Question about join

Is it possible to join an on demand feature group with a cached feature group?

How to join two feature groups with colliding column names which are not part of the joining key? I got a lot of ambiguous reference errors.

Hi @Tim,

Yes it’s possible. Once you get the metadata handles for the cached (FeatureStore - Hopsworks Documentation) and on-demand feature group (FeatureStore - Hopsworks Documentation), both metadata objects have the same functionalities.

They can be joined together using the join method and you can select features from them using the same select, select_all and select_except methods (FeatureGroup - Hopsworks Documentation).

Regarding the ambiguous reference errors, that’s unfortunately still an issue on your version, and my suggestion is to exclude the feature from the select of one side of the join.

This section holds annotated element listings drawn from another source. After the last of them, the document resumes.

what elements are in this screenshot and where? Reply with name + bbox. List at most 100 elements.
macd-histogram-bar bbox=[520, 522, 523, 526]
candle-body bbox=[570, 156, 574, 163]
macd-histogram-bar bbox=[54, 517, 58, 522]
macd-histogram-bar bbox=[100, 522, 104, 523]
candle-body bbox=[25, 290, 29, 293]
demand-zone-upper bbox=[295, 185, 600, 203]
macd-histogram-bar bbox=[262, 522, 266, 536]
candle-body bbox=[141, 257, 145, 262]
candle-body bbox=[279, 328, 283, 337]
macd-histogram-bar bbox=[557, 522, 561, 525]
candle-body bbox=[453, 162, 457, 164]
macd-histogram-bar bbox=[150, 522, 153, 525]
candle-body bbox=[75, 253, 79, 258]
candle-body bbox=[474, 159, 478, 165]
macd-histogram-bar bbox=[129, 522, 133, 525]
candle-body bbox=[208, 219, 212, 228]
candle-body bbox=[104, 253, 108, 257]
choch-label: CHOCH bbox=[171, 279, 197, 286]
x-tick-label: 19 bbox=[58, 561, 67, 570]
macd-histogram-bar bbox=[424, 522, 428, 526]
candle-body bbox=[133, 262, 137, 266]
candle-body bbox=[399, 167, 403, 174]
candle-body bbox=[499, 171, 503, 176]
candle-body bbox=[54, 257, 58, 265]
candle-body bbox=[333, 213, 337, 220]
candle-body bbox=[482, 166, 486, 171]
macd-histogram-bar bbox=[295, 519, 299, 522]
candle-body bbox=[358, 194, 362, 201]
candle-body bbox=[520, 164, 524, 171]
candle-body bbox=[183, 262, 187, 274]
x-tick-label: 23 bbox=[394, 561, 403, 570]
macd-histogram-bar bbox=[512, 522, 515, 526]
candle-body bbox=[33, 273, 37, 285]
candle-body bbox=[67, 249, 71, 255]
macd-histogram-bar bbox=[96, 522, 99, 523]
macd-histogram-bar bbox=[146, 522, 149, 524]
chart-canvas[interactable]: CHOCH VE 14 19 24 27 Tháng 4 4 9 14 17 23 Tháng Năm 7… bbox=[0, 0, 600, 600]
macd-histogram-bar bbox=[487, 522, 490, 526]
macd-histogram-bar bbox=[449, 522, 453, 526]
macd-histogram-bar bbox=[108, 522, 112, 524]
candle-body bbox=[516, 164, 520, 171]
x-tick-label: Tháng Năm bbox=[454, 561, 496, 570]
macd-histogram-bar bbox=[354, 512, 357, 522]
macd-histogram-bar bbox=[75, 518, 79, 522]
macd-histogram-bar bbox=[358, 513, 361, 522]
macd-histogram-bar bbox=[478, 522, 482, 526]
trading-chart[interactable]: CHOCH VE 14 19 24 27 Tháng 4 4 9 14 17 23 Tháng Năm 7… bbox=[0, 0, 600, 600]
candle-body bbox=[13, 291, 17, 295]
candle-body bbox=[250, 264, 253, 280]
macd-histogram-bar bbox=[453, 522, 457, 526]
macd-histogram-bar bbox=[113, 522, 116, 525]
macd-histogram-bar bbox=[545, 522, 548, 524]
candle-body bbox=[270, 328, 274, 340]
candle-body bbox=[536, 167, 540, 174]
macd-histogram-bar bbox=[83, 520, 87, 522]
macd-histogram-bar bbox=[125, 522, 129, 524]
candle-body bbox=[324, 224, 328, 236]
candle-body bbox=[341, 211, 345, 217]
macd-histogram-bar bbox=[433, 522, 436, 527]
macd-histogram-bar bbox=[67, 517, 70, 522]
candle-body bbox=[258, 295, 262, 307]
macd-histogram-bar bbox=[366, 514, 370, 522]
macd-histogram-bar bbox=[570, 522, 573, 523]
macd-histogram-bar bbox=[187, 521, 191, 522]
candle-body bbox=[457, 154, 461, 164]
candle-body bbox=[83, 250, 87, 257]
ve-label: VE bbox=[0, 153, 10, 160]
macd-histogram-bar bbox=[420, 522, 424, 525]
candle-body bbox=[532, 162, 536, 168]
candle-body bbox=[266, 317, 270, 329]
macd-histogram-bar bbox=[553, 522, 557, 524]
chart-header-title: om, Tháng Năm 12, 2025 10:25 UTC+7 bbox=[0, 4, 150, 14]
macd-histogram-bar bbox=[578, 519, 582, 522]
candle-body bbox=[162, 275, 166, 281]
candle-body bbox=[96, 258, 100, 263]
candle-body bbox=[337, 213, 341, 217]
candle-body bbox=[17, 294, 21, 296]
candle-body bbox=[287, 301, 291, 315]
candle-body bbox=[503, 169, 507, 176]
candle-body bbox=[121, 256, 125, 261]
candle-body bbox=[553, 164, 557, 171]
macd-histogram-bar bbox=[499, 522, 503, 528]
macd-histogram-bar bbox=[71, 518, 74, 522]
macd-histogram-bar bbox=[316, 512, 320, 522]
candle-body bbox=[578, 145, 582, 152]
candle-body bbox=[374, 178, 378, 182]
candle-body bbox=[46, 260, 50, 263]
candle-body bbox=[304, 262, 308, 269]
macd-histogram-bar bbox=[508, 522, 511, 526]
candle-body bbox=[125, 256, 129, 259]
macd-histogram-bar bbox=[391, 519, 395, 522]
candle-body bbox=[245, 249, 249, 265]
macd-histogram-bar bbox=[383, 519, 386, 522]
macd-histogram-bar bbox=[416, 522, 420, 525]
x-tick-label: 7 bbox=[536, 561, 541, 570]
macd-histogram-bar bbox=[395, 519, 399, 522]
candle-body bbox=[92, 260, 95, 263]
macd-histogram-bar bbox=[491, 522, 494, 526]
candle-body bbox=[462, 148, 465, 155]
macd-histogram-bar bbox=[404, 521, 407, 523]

In the new version we are releasing we also added a prefix option to the join method to handle these issues of name collision.


Fabio

I can’t join on demand feature group with cached feature group.

import hsfs
connection = hsfs.connection()
fs = connection.get_feature_store()
payment = fs.get_on_demand_feature_group(name="paymenttype_snowflake", version=1)
account_fg_meta = fs.get_feature_group(name="account_fg",version=1)
query = payment.select_all().join(account_fg_meta.select(['account', 'id']), on='account')
s3_conn = fs.get_storage_connector("S3")
td = fs.create_training_dataset(name="abc_model",
                               description="Dataset to train the payment model",
                               data_format="csv",
                               storage_connector=s3_conn,
                               version=1)
td.save(query)

Here is the error I got:

py4j.protocol.Py4JJavaError: An error occurred while calling o148.select.
: org.apache.spark.sql.AnalysisException: Reference ‘account’ is ambiguous, could be: fg1.account, fg0.account.;

Based on the join you are performing, the value of account should be the same on both the payment and account_fg.
So this code is going to work:

import hsfs
connection = hsfs.connection()
fs = connection.get_feature_store()
payment = fs.get_on_demand_feature_group(name="paymenttype_snowflake", version=1)
account_fg_meta = fs.get_feature_group(name="account_fg",version=1)
query = payment.select_all().join(account_fg_meta.select(['id']), on='account')
s3_conn = fs.get_storage_connector("S3")
td = fs.create_training_dataset(name="abc_model",
                               description="Dataset to train the payment model",
                               data_format="csv",
                               storage_connector=s3_conn,
                               version=1)
td.save(query)

(I removed the account feature from the account_fg_meta select list.